6. On the finding of the Labour Court that the appellant was absent for sixty two days and had submitted leave application only for 15 days, the punishment imposed on the appellant could not be construed to be disproportionate. The award of the labour Court directing reimbursement with full back wages in spite of recording a finding of delinquency as extracted hereinabove amounts to a misreading of provision of Section 11A.
7. Accordingly the appeal warrants dismissal and the same is dismissed with no order as to costs.
8. However, there is another aspect of the matter to which our attention was drawn by the learned counsel for the appellant that on 15th November 1999 application was made under Section 17(b) of the Industrial Disputes Act by the appellant before the learned Single Judge and the appellant was permitted to report for duties and the respondent was directed to make monthly payment to the workman. It is submitted that the said order had not been followed even today in spite of an undertaking to implement this order given by the respondent. For the purpose of the demonstrating the obdurate attitude of the respondent, reliance has been placed on the order of this court dated 5th February 1999 where while admitting the matter the respondent No. 2 was directed to pay litigation expenses. Even these expenses were paid only on 15th July 1999. The application for recalling the Order dated 15th January, 1999 was made by the respondents and on 10th September 1999 the order was passed. The relevant portion of the said Order is as under:
"The payment due under the order 15.1.999 will be made within two weeks from today....."

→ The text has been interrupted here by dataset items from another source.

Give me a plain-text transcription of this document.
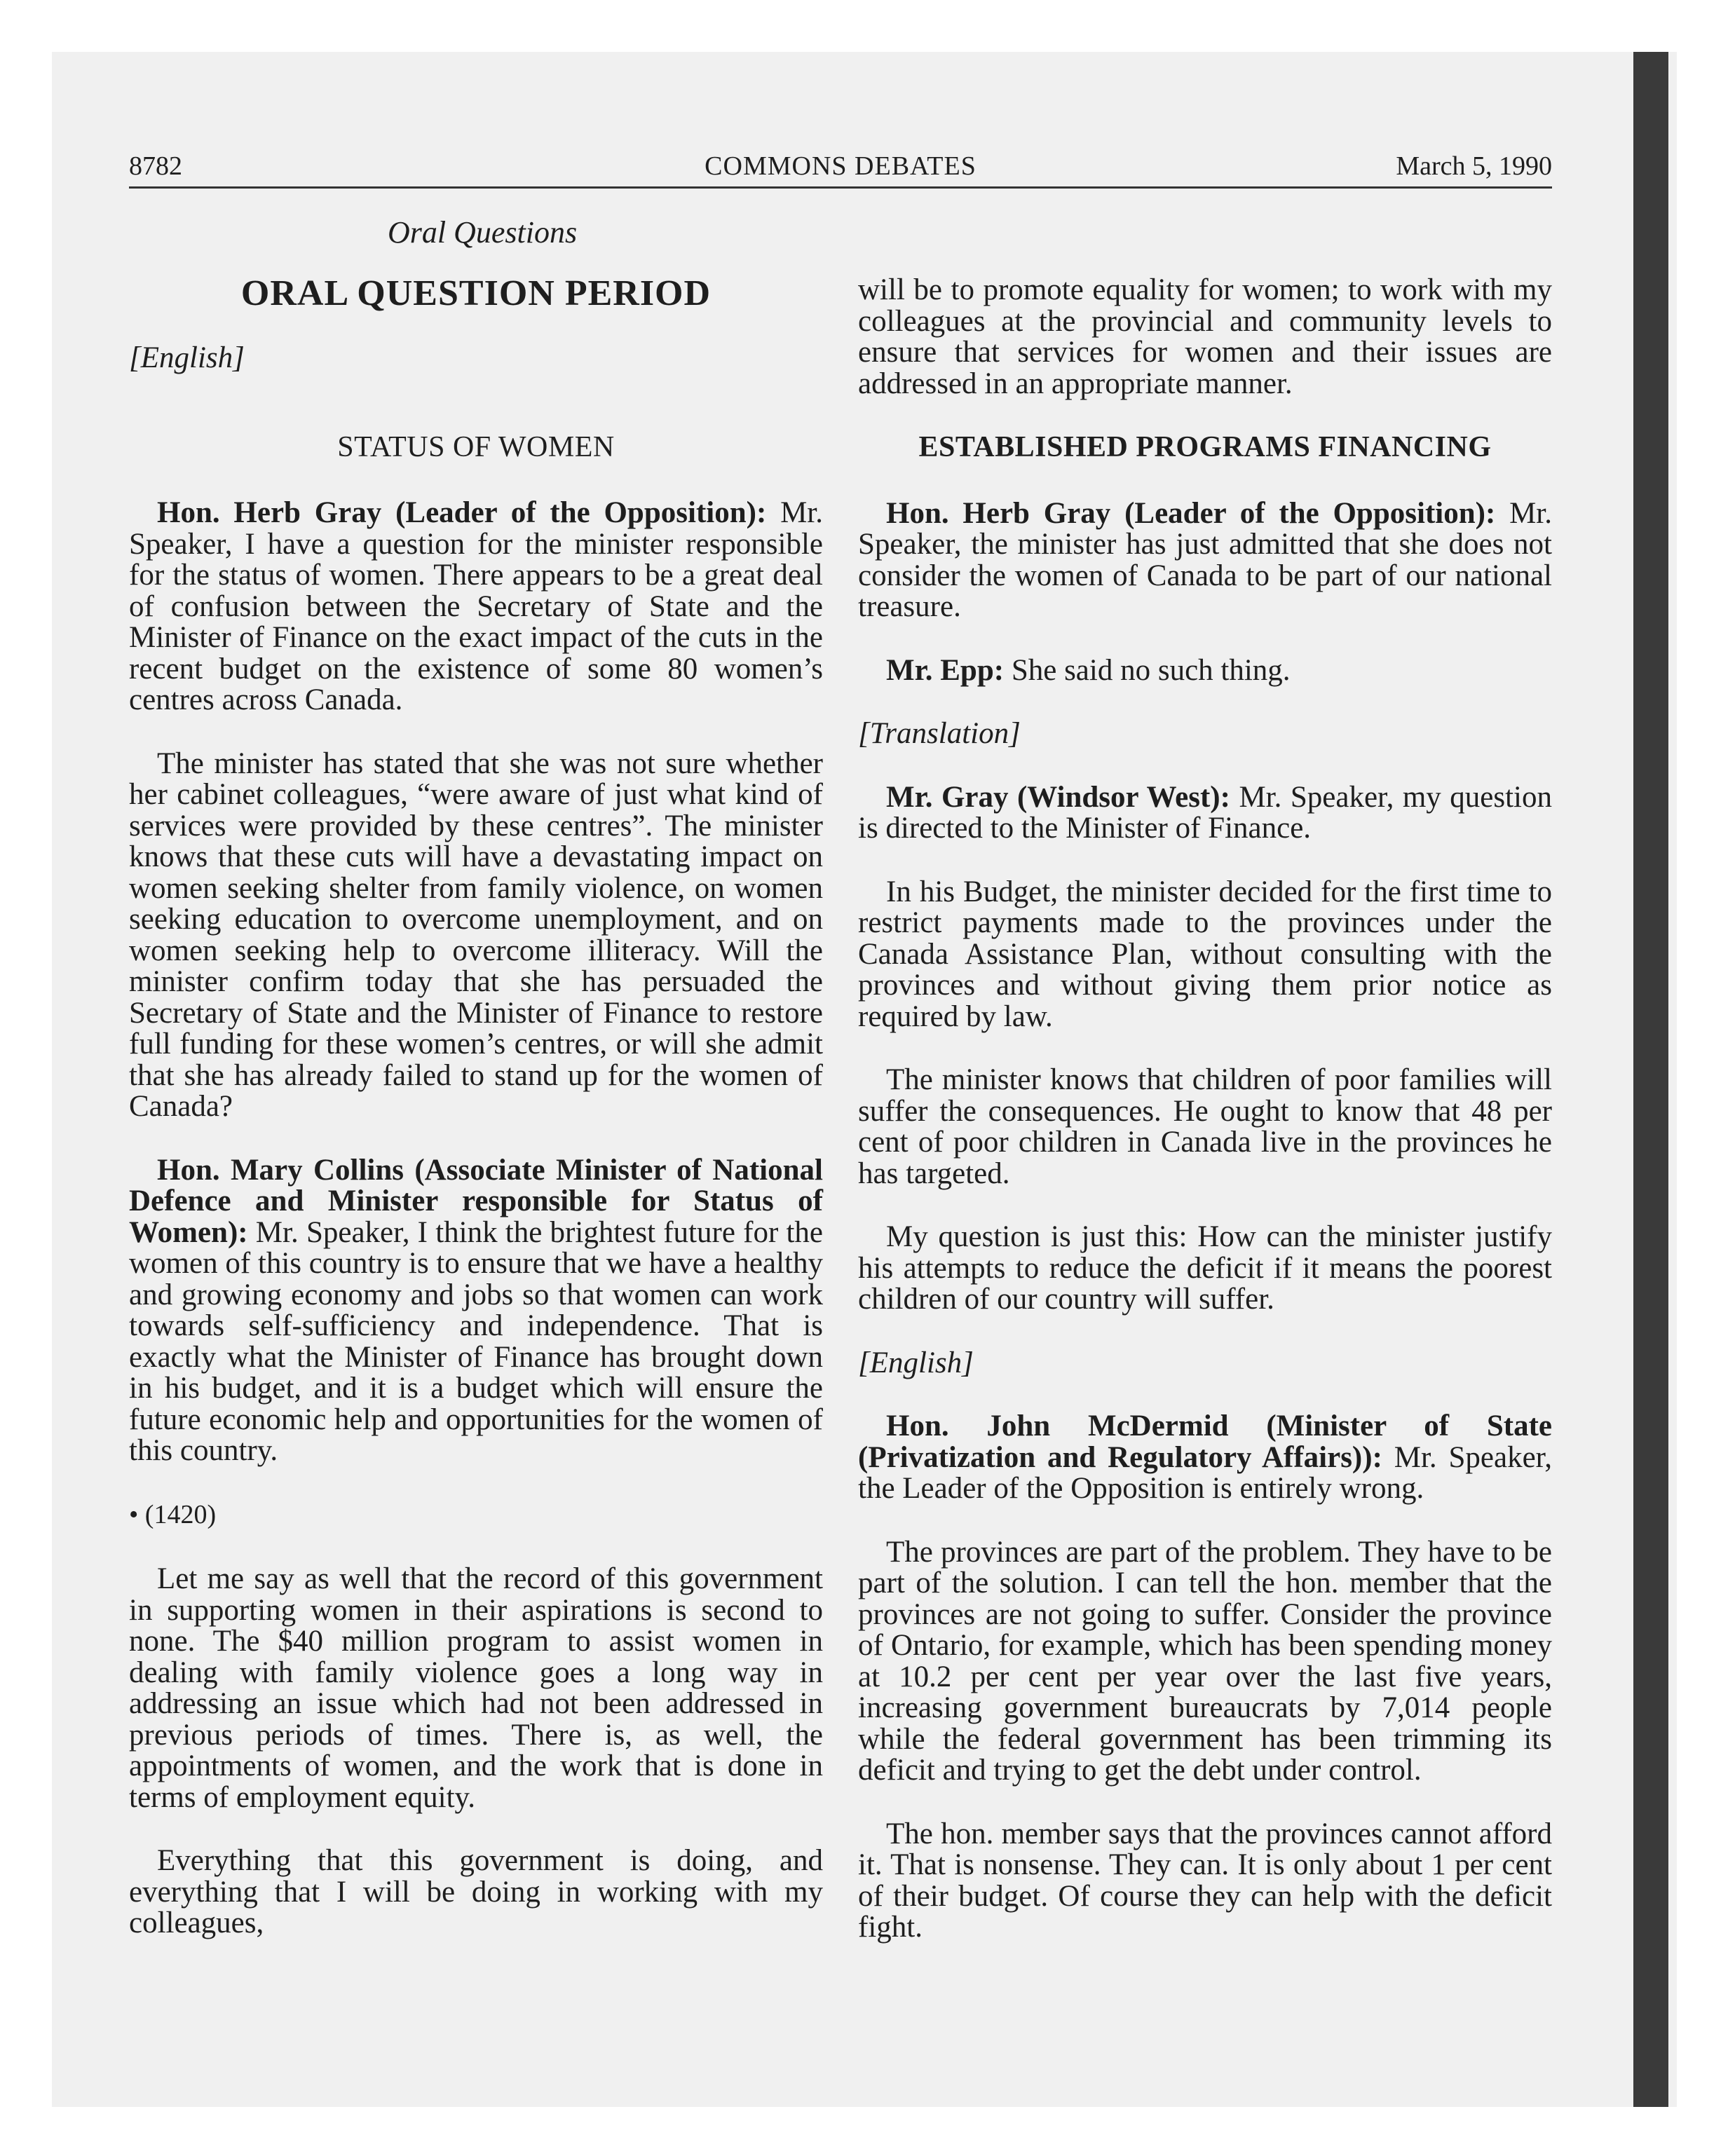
8782	COMMONS DEBATES	March 5, 1990
Oral Questions
ORAL QUESTION PERIOD
[English]
STATUS OF WOMEN

Hon. Herb Gray (Leader of the Opposition): Mr. Speaker, I have a question for the minister responsible for the status of women. There appears to be a great deal of confusion between the Secretary of State and the Minister of Finance on the exact impact of the cuts in the recent budget on the existence of some 80 women’s centres across Canada.

The minister has stated that she was not sure whether her cabinet colleagues, “were aware of just what kind of services were provided by these centres”. The minister knows that these cuts will have a devastating impact on women seeking shelter from family violence, on women seeking education to overcome unemployment, and on women seeking help to overcome illiteracy. Will the minister confirm today that she has persuaded the Secretary of State and the Minister of Finance to restore full funding for these women’s centres, or will she admit that she has already failed to stand up for the women of Canada?

Hon. Mary Collins (Associate Minister of National Defence and Minister responsible for Status of Women): Mr. Speaker, I think the brightest future for the women of this country is to ensure that we have a healthy and growing economy and jobs so that women can work towards self-sufficiency and independence. That is exactly what the Minister of Finance has brought down in his budget, and it is a budget which will ensure the future economic help and opportunities for the women of this country.

• (1420)

Let me say as well that the record of this government in supporting women in their aspirations is second to none. The $40 million program to assist women in dealing with family violence goes a long way in addressing an issue which had not been addressed in previous periods of times. There is, as well, the appointments of women, and the work that is done in terms of employment equity.

Everything that this government is doing, and everything that I will be doing in working with my colleagues,

will be to promote equality for women; to work with my colleagues at the provincial and community levels to ensure that services for women and their issues are addressed in an appropriate manner.

ESTABLISHED PROGRAMS FINANCING

Hon. Herb Gray (Leader of the Opposition): Mr. Speaker, the minister has just admitted that she does not consider the women of Canada to be part of our national treasure.

Mr. Epp: She said no such thing.

[Translation]

Mr. Gray (Windsor West): Mr. Speaker, my question is directed to the Minister of Finance.

In his Budget, the minister decided for the first time to restrict payments made to the provinces under the Canada Assistance Plan, without consulting with the provinces and without giving them prior notice as required by law.

The minister knows that children of poor families will suffer the consequences. He ought to know that 48 per cent of poor children in Canada live in the provinces he has targeted.

My question is just this: How can the minister justify his attempts to reduce the deficit if it means the poorest children of our country will suffer.

[English]

Hon. John McDermid (Minister of State (Privatization and Regulatory Affairs)): Mr. Speaker, the Leader of the Opposition is entirely wrong.

The provinces are part of the problem. They have to be part of the solution. I can tell the hon. member that the provinces are not going to suffer. Consider the province of Ontario, for example, which has been spending money at 10.2 per cent per year over the last five years, increasing government bureaucrats by 7,014 people while the federal government has been trimming its deficit and trying to get the debt under control.

The hon. member says that the provinces cannot afford it. That is nonsense. They can. It is only about 1 per cent of their budget. Of course they can help with the deficit fight.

On 17.9.99 and 1.10.99 time was sought by the learned counsel for the respondent. Eventually on 14.1.2000 the judgment was delivered in favor of the respondent but the order dated 15th January 1999 was not set aside nor were any direction given to the respondent about changing the interim order. Thus the respondents had willfully violated the order of this court in spite of seeking time on several occasions and giving an assurance to the Court that payment will be made. Accordingly we are of the view that the amount ordered by the this Court vide order dated 15.1.99 (which we clarify to mean wages last drawn by the appellant) be paid with effect from 2nd April, 1998, the date of application under Section 17B of the Industrial Disputes Act, to 14th January, 2000 Along with interest quantified at 18% p.a. calculated from 2nd April, 1998 to 14th January, 2000 within 4 weeks from today. This amount is payable until 14th January, 2000 when the learned Single Judge set aside the Labour Court's award. If the amount is not paid within 4 weeks from today, the interest payable on the said amount shall be 24 per cent p.a.
Subject to the above directions the appeal stands dismissed with no orders as to costs.